Coal's Double-Dose of Government Poison
Monday, June 20, 2016
Having written
here about the coal industry falling victim to central "planning",
I was somewhat surprised and intrigued to see a well-written
piece arguing that, "Coal Isn't Dying Because There's a War on
It." The main points of Barry Ritholtz's argument (after he gives a
passing nod to over $300 billion in regulatory overhead) are that: (1)
cheap natural gas (for which we can thank fracking) is displacing coal
fair and square; (2) some of the companies facing bankruptcy now
acquired bad debt, exacerbated by the lower coal prices; and (3)

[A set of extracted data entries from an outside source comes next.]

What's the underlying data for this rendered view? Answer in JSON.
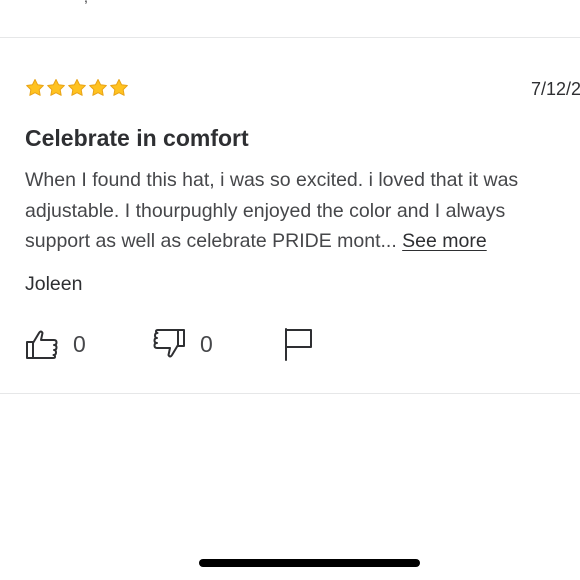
{
  "review": {
    "rating": 5,
    "rating_max": 5,
    "date": "7/12/2",
    "title": "Celebrate in comfort",
    "body_lines": [
      "When I found this hat, i was so excited. i loved that it was",
      "adjustable. I thourpughly enjoyed the color and I always",
      "support as well as celebrate PRIDE mont..."
    ],
    "see_more_label": "See more",
    "author": "Joleen",
    "helpful_count": "0",
    "unhelpful_count": "0"
  },
  "icons": {
    "star": "star-icon",
    "helpful": "thumbs-up-icon",
    "unhelpful": "thumbs-down-icon",
    "report": "flag-icon"
  },
  "colors": {
    "star_fill": "#ffc220",
    "star_stroke": "#e8a317",
    "text_primary": "#2e2f32",
    "text_secondary": "#46474a",
    "divider": "#e6e7e8",
    "home_indicator": "#000000"
  }
}
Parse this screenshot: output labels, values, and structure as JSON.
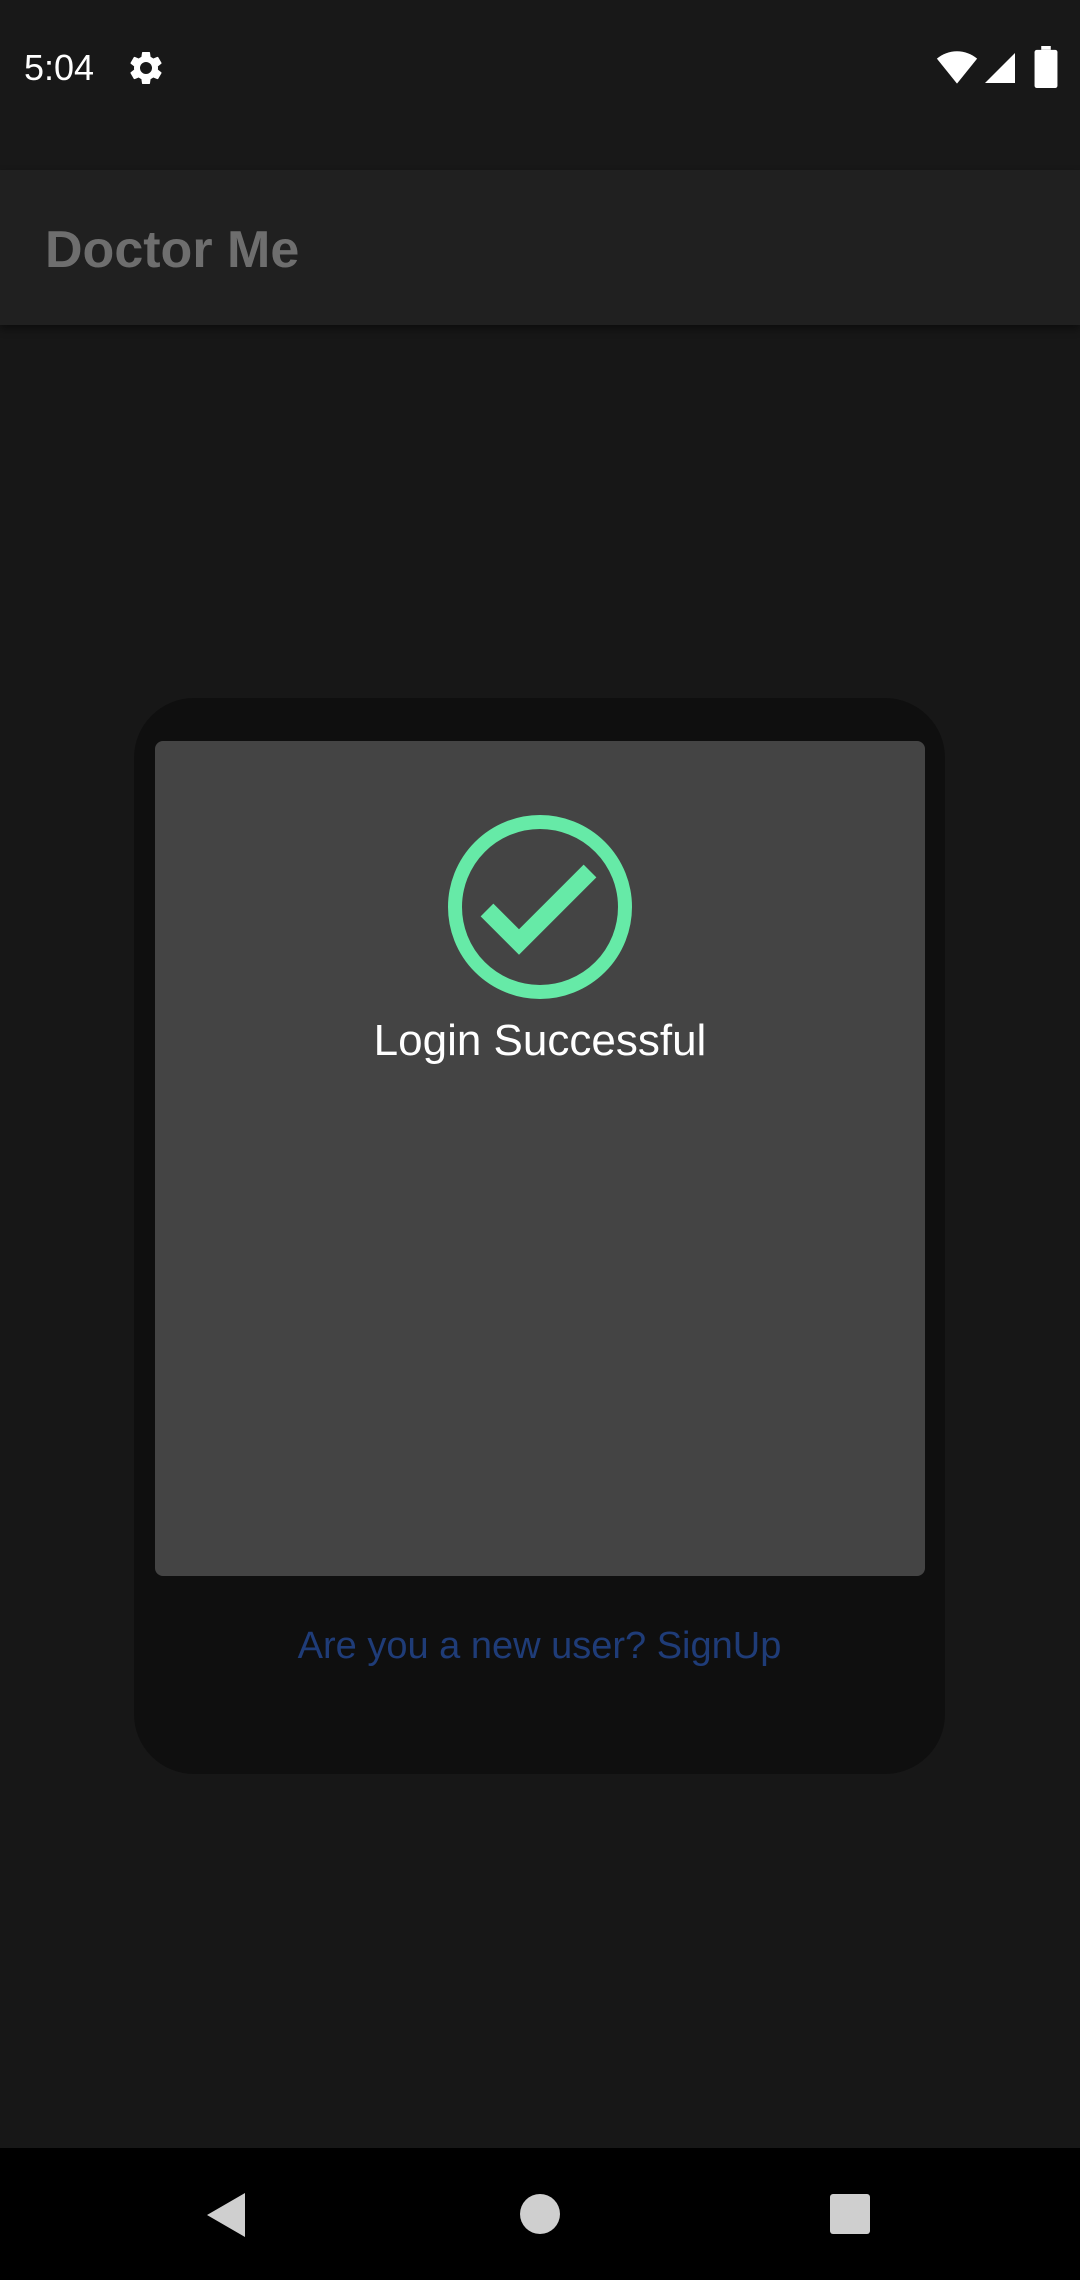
{
  "status_bar": {
    "time": "5:04",
    "icons": [
      "gear-icon",
      "wifi-icon",
      "signal-icon",
      "battery-icon"
    ]
  },
  "app_bar": {
    "title": "Doctor Me"
  },
  "login_card": {
    "signup_link": "Are you a new user? SignUp"
  },
  "dialog": {
    "icon": "check-circle-icon",
    "message": "Login Successful"
  },
  "nav_bar": {
    "icons": [
      "back-icon",
      "home-icon",
      "recents-icon"
    ]
  },
  "colors": {
    "background": "#171717",
    "app_bar": "#202020",
    "dialog": "#444444",
    "success": "#66EAA7",
    "link": "#1F3C78"
  }
}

"clean energy" (as Ritholtz calls it) is replacing coal due to
state-level regulations against coal, or ... (as I would put it) there
is even more more central planning than just the previously mentioned
$300 billion.
I appreciate Ritholtz
pointing out (1) and (2), and have indeed made
a similar point myself about getting facts straight when
advocating matters of public policy:
[S]uch carelessness played right into the hands of someone who, after taking the moral high ground ceded to him, was apparently just as quick to blame this sad state of affairs on capitalism, through the convenient surrogate of the building's absentee landlord. ("[T]he free market capitalist is the bad guy here....", he claims in a comment at Marginal Revolution.)That said, I take issue with Ritholtz's last argument, because, whatever the proper solution to pollution may be (e.g., torts, or better definition or enforcement of property rights), I don't agree that the state artificially dictating our source of energy is the proper one. Furthermore, not assigning this part of the problem for the coal industry to regulatory costs or central planning is simply wrong.
So, while I agree with Ritholtz that the sudden and dramatic decline of the coal industry is no one-dimensional problem, I find that his analysis actually supports the idea that, were it not for a regulatory burden amounting to a "war on coal", the industry would, at a minimum, not be as troubled as it is.